Housing MarketReal Estate

Housing market recovery: things are looking up

Trends remain positive

The housing market continues to show positive signs of recovery, according to realtor.com’s weekly Housing Market Recovery Index, yet the effects of COVID-19 still remain a concern.

The index is set to 100 for the last week of January and a value of 100 means the market has recovered to the pace seen that month. Housing demand, home prices, pace of sales and inventory are all positively climbing, although still lower than that January baseline.

The Housing Recovery Index reached 95.8 nationwide for the week ending June 27 and 12 of the 50 largest markets are showing recovery, with the greatest occurring in Boston, San Francisco, Seattle, Denver and Philadelphia.

In terms of regions, the Northeast surpassed the recovery benchmark this week, the report said.
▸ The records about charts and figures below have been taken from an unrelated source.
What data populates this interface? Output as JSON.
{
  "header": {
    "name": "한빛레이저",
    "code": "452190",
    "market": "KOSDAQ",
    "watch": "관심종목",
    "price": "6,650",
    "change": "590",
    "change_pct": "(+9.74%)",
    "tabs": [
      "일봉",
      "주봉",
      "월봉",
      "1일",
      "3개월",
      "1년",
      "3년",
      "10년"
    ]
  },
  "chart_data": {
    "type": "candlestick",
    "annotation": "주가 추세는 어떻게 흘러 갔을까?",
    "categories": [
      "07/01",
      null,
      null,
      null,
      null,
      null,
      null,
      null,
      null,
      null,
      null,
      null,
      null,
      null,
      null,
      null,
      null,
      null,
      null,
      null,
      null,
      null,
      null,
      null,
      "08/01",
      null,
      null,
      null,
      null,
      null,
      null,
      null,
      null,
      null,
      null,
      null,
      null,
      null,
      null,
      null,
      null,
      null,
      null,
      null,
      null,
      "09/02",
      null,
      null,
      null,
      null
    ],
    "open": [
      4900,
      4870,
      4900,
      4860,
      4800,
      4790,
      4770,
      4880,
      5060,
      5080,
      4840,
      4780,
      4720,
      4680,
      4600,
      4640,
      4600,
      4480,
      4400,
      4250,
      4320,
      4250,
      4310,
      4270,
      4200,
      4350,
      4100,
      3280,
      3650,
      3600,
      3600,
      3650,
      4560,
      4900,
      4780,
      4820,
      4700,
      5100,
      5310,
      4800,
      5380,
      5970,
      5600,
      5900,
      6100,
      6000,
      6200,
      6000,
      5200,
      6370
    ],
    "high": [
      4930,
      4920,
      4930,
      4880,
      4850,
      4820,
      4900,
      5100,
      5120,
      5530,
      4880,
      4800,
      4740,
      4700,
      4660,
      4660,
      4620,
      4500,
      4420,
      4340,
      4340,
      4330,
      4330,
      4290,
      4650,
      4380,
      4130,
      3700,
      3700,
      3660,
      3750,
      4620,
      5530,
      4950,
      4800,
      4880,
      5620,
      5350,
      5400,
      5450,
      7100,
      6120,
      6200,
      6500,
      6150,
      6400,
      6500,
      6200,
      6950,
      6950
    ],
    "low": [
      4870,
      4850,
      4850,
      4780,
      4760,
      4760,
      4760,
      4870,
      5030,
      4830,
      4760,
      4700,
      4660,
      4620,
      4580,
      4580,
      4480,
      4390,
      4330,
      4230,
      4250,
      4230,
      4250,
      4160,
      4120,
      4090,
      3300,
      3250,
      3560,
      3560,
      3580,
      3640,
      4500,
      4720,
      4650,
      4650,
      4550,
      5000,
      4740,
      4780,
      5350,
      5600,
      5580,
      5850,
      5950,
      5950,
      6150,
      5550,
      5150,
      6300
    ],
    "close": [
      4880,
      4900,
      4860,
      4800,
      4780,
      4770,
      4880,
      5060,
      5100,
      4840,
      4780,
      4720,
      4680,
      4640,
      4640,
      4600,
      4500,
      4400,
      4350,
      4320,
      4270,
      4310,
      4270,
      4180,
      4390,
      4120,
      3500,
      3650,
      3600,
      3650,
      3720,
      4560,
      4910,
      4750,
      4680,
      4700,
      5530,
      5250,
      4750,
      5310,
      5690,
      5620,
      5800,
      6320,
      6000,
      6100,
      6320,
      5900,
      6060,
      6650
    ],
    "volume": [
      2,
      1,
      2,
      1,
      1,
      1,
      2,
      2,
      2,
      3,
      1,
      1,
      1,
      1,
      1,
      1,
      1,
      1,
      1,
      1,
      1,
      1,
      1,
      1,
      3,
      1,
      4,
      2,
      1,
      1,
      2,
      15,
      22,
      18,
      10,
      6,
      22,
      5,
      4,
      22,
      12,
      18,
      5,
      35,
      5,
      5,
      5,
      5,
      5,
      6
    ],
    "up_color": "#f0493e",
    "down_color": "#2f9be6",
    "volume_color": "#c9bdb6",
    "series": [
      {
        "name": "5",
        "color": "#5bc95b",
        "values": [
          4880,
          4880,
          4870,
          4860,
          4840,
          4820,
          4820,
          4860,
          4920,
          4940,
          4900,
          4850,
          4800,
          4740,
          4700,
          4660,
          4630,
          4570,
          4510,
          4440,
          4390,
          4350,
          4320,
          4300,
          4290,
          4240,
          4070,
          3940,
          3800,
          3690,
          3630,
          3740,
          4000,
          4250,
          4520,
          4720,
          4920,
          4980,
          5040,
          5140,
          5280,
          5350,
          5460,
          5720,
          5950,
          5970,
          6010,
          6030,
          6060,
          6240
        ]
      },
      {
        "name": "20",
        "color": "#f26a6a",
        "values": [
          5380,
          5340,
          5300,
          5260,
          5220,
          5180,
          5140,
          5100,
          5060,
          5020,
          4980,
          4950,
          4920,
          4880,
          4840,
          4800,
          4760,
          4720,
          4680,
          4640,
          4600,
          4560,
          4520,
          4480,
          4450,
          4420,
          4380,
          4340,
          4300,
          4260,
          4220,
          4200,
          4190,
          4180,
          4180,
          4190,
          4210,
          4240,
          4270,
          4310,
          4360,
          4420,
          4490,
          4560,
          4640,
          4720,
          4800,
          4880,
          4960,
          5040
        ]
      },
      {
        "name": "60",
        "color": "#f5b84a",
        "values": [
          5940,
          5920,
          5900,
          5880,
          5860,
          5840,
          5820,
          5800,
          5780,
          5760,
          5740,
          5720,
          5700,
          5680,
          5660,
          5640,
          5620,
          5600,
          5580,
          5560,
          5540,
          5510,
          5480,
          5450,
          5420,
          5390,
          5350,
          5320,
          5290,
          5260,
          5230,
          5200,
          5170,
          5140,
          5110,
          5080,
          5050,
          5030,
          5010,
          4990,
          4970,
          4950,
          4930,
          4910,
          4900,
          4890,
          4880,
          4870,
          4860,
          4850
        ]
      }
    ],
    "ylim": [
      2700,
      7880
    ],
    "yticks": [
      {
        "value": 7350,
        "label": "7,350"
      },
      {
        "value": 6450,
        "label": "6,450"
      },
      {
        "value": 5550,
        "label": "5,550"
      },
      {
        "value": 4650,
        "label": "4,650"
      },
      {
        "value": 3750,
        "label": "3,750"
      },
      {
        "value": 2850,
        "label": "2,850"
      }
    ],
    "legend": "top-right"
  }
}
The report also said that Midwest economies lagged due to struggling economies while Sunbelt markets with worsening COVID-19 conditions are also struggling.

The index measure the recovery at 110.7 for the Northeast, 93.9 for the Midwest, 95 for the South and 103.3 for the Western regions.

This week’s new listings index reached 90.9, considerably low as housing supply is still slim.

Housing demand has bounced back as summer home-buying is in full-force, with that part of the housing index reaching 119.5. The index also revealed that the pace of sales, or time on market, reached 85.9.

“Improvement in the pace of sales remains highly dependent on cities’ ability to successfully contain COVID cases and safely reopen their economies,” the report said.

Meanwhile, the home price component also moved further past the recovery threshold, with this week’s index reaching 102.6 – as COVID-19 treks on and housing inventory remains constricted, leading to home prices rising.

In the U.S., the overall weekly index value is calculated as a weighted composite of four indexed components, including “housing demand,” based on realtor.com online search activity (10%); “home prices” based on median list prices (30%); “housing supply” based on new listings (30%); and “pace of sales” based on median time on market (30%).